Luis es mi primer hijo, cuando nació era un bebé muy irritable, lloraba mucho. El día se pasaba entre darle de lactar, cambiarle pañales y tenerlo en brazos haciéndolo dormir. Su sueño era ligero y no duraba mucho, así que siempre estaba en brazos, era el único modo de no sentirlo chillar. Su modo de lactar era violento, fuerte.

Cuando creció, su genio se fue agudizando, a los dos años se aburría de todo, era incapaz de mantener su atención fija por tres minutos en un juguete determinado y siempre estaba gritando o tirando cosas. Se frustraba con mucha facilidad.

A los tres años fue al nido y las cosas no mejoraron porque no sabía jugar con otros niños ni le interesaba aprender a hacerlo. Se peleaba siempre y se aislaba del grupo, quedándose por unos momentos sin hacer nada, para luego ponerse a jugar por su cuenta por pocos minutos. Las profesoras no sabían cómo tratarlo y nosotros en casa tampoco.

Todos pensaban que se trataba simplemente de un engreimiento terrible. Yo sentía que había algo más de eso, pero no sabía a dónde llevarlo. Incluso los pediatras me aconsejaban simplemente ser menos tolerante con el niño y ponerle más límites.

Cuando entró al colegio las cosas tampoco mejoraron. Continuaba aislándose y desarrolló conductas agresivas. La psicóloga del colegio pensaba que su reacción se debía al divorcio por el que su papá y yo estábamos pasando. Yo continuaba pensando que había algo más.

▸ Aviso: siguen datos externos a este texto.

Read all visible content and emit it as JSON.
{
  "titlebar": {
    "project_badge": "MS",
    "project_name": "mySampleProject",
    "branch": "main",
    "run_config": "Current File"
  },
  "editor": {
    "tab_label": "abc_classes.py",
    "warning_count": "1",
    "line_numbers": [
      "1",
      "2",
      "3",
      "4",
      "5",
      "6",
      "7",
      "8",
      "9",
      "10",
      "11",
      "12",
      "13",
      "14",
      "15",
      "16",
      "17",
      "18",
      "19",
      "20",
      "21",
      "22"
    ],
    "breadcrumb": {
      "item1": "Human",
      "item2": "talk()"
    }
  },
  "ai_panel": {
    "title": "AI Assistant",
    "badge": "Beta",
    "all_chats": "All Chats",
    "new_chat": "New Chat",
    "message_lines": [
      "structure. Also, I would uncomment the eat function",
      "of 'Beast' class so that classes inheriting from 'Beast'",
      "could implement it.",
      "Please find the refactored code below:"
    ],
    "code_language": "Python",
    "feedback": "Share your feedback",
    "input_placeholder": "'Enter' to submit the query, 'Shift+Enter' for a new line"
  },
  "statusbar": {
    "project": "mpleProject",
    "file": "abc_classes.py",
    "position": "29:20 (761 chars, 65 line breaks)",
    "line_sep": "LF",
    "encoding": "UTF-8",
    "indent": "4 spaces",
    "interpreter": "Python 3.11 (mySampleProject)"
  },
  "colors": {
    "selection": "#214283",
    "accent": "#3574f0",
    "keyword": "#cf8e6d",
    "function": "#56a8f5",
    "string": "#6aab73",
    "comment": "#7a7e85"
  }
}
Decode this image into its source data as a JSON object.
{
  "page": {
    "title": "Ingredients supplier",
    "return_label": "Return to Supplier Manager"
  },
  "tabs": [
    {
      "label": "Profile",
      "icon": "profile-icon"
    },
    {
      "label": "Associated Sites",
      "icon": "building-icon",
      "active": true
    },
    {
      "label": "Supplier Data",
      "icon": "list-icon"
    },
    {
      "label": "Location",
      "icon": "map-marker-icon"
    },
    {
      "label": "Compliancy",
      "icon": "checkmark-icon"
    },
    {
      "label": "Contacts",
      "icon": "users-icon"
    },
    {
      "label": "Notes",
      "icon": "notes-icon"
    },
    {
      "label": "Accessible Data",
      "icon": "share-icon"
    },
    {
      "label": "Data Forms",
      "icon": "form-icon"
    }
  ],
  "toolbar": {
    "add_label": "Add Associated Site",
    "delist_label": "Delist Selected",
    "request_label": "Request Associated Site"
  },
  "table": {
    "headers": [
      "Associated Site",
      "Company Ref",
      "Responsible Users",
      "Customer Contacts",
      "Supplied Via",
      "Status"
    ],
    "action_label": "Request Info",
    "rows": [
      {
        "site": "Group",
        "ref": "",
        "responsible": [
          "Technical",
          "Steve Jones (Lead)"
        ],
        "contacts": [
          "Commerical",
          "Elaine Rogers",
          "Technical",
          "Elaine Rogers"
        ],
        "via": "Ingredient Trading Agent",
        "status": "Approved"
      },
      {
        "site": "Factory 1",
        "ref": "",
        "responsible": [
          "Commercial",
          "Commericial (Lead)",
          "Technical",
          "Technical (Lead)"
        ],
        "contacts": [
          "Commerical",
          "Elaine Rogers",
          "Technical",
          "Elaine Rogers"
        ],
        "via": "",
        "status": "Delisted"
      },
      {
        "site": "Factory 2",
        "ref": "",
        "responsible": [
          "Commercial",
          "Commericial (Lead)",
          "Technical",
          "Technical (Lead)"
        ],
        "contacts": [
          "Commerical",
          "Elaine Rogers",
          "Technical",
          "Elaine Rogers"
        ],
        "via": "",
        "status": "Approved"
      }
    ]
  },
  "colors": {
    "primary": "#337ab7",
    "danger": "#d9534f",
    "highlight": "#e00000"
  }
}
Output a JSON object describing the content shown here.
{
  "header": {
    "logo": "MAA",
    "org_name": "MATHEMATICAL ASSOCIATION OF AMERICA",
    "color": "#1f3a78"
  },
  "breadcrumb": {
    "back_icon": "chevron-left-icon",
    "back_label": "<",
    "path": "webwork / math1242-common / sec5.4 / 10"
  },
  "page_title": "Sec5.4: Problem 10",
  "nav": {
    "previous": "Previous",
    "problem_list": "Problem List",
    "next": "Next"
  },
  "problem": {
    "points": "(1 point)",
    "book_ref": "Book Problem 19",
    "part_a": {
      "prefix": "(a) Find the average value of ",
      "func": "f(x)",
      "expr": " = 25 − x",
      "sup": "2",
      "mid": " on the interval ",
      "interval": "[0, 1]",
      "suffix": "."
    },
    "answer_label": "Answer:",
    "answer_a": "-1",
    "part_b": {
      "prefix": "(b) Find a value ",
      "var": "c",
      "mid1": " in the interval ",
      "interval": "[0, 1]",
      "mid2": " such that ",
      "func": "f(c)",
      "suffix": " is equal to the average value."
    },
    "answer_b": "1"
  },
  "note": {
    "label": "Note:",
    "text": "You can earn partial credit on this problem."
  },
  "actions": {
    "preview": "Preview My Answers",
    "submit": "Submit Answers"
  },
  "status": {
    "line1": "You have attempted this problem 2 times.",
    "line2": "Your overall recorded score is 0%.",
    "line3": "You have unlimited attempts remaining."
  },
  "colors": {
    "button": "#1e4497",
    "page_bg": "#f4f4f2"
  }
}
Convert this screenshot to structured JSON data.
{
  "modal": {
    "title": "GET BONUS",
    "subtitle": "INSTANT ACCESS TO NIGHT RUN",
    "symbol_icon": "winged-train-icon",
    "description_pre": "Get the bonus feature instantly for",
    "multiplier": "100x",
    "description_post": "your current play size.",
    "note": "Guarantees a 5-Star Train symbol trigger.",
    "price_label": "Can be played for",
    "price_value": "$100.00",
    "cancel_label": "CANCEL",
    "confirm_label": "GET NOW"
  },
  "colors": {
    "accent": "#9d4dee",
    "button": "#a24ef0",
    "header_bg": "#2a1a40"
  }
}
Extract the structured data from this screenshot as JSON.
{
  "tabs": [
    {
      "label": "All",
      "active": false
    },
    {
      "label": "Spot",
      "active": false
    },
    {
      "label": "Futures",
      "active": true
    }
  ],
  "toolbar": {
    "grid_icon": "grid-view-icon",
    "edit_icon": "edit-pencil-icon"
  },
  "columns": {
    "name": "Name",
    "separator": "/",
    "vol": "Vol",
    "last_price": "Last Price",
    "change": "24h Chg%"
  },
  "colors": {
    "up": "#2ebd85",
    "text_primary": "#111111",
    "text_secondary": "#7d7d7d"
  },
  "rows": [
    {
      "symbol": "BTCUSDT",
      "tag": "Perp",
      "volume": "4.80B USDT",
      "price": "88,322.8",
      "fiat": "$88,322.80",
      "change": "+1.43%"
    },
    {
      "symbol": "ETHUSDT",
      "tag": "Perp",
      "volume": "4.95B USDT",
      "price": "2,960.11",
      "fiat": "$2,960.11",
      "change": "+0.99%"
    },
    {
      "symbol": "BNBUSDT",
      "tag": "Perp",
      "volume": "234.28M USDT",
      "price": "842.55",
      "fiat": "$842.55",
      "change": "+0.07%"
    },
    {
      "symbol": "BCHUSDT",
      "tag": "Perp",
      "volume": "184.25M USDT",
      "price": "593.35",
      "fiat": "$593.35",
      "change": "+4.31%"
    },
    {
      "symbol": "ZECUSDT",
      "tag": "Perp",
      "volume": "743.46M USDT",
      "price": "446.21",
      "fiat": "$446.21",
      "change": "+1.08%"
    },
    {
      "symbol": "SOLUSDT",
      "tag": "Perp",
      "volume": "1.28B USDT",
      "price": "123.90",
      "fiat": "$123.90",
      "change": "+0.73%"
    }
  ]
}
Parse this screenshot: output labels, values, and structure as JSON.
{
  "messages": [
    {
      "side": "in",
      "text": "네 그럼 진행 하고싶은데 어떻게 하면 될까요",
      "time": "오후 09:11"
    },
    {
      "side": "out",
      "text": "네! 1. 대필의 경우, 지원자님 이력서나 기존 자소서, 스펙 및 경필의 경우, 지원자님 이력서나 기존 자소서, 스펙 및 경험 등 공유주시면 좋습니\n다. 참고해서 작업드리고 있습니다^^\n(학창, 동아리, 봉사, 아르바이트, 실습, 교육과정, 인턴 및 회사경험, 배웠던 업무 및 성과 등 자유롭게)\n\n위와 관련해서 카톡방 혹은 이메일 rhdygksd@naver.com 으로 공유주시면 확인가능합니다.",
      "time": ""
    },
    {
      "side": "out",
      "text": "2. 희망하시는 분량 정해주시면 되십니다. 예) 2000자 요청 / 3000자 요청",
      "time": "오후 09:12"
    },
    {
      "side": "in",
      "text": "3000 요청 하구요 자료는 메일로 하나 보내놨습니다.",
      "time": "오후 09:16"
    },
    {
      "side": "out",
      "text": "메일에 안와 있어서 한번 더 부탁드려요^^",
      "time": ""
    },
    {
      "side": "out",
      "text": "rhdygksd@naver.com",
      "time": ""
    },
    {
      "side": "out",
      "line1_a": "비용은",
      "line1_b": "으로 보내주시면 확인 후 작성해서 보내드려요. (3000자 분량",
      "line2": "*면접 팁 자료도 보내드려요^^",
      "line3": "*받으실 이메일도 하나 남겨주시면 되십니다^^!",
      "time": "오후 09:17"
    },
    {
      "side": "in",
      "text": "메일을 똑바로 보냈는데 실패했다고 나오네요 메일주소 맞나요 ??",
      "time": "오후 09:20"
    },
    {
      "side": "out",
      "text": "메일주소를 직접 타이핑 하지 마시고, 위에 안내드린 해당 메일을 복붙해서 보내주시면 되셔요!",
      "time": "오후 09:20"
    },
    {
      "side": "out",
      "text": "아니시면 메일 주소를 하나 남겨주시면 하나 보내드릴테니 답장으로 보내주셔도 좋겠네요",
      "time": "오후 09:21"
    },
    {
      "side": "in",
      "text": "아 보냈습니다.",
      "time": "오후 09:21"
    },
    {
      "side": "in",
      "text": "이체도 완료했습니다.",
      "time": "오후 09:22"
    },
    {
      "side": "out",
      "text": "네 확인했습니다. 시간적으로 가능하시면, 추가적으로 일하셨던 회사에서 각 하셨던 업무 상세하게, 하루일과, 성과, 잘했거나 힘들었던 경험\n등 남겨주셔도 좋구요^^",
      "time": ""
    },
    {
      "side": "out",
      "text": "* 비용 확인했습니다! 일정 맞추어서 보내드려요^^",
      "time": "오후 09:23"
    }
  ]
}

Como la situación no cambiaba y el cansancio por parte mía era ya muy grande, me decidí, dándole la contra a muchos amigos y familiares, a llevarlo donde un neurólogo. Luego de aproximadamente una hora de consulta, el diagnóstico fue: Déficit de Atención sin hiperactividad significativa y, además, un comportamiento negativista desafiante.

El tratamiento que recomendó el neurólogo fue Ritalin, para comenzar, y en cuanto se pudiera —pues yo le dije que no disponía de medios económicos— hacer terapia conductual. A la semana de estar tomando el medicamento, los cambios fueron sustanciales. Ya no se desesperaba al momento de hacer las tareas (ya tenía 6 años), no lloraba tanto, su humor mejoró notablemente, iba contento al colegio y sus notas subieron. Como las cosas le comenzaron a salir mejor, su baja autoestima comenzó a crecer.

Ahora, él tiene 9 años, continúa tomando su medicación, está en terapia conductual y ya tiene amigos. En la casa ya no se escuchan ruidos de objetos que luego de volar por los aires se estrellan contra el suelo. Sé que falta mucho, pero sé, también, que vamos por buen camino.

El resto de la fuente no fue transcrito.